How to recover fdb database from attempt of excluding the single sattellite node?

Hello!

I have 2 region 3dc configuration. Each region has 3 nodes in the primary dc and one node in a sattellite dc. “satellite_redundancy_mode” is set to “one_satellite_single”,

Now I want to remove all sattellite dcs from the configuration.

Excluding the single sattelite dc node from the 2-region with exclude command in fdbcli completed without any issues. But excluding the sattellite dc node from the first region hangs.

Afer this hang the database became unavailable.

db> status details
Using cluster file `fdb-primary.cluster’.
Recruiting new transaction servers.
Need at least 2 log servers across unique zones, 1 commit proxies, 1 GRV
proxies and 1 resolvers.

Have 8 non-excluded processes on 8 machines across 8 zones.
Unable to locate the data distributor worker.
Unable to locate the ratekeeper worker.

Seems excluding the last sattelite node with one_satellite_single policy was a bad idea.

Is there any way to recover data from this database and restore the cluster to operating mode?

Seems the error message isn’t very good for this case.

Is there any way to recover data from this database and restore the cluster to operating mode?

As long as you still have enough of your original processes, I would expect it should be possible to startup some new satellite processes and recover the database. I don’t think it’s necessary that the satellite logs be the same or have their original data if you’ve lost it.

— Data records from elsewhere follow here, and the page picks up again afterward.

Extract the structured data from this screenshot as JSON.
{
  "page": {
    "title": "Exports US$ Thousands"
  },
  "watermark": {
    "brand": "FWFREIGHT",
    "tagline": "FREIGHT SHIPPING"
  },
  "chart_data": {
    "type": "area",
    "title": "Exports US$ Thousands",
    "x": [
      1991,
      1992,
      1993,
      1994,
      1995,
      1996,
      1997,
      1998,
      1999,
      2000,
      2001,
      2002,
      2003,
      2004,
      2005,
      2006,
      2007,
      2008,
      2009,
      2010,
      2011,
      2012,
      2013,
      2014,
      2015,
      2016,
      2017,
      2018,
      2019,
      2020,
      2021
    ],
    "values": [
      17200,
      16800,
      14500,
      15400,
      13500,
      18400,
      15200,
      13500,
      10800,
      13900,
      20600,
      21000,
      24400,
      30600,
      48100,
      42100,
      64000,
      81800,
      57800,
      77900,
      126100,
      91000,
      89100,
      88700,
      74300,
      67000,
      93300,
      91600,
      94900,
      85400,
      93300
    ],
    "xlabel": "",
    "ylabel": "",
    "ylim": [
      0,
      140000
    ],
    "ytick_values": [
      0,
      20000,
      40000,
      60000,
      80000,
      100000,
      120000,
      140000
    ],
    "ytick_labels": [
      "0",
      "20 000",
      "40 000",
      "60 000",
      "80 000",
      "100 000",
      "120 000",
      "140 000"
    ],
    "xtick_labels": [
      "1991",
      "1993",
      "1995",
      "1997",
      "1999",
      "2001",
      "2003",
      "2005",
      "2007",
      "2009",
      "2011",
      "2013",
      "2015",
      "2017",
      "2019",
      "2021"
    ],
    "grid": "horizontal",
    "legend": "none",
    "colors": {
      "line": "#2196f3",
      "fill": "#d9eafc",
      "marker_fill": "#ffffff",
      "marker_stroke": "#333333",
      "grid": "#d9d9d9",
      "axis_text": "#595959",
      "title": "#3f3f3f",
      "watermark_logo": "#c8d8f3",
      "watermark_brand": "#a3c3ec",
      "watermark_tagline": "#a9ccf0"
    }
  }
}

With the specified policy, it is required that your commits all go to a satellite before they can be considered complete. In order to remove the satellite, you’ll first need to change the policy to no longer have this requirement, and once done then you can remove the processes.

This may be another case where this would be useful: https://github.com/apple/foundationdb/issues/1292

As long as you still have enough of your original processes, I would expect it should be possible to startup some new satellite processes and recover the database. I don’t think it’s necessary that the satellite logs be the same or have their original data if you’ve lost it.

All original satellite processes are started and keep their data. But they do not help because they have been excluded by exclude command.

I’ve created another node in the satellite datacenter and I’ve started a new process. fdbcli shows it as 9 processes instead of 8, but fdb doesn’t use the new process for log destination.

Are you able to re-include them?

How to reinclude it?

In fdbcli:

> include <IP:port>

Or if you excluded the whole IP,

> include <IP>

include command hangs

fdb> include 192.168.56.92
WARNING: Long delay (Ctrl-C to interrupt)
The database is unavailable; type `status’ for more information.

Ok, I wasn’t sure if that would happen or not. You could also potentially try reconfiguring the cluster to remove the satellite, which is probably more likely to work.

Excellent!
Including the new machine does not not work. But including the old machine works!

fdb> include 192.168.56.91
WARNING: Long delay (Ctrl-C to interrupt)
The database is unavailable; type `status’ for more information.
fdb> status details

… A good status …

So the right way of recovering fdb after excluding the last satellite machine is reincluding the same machine again.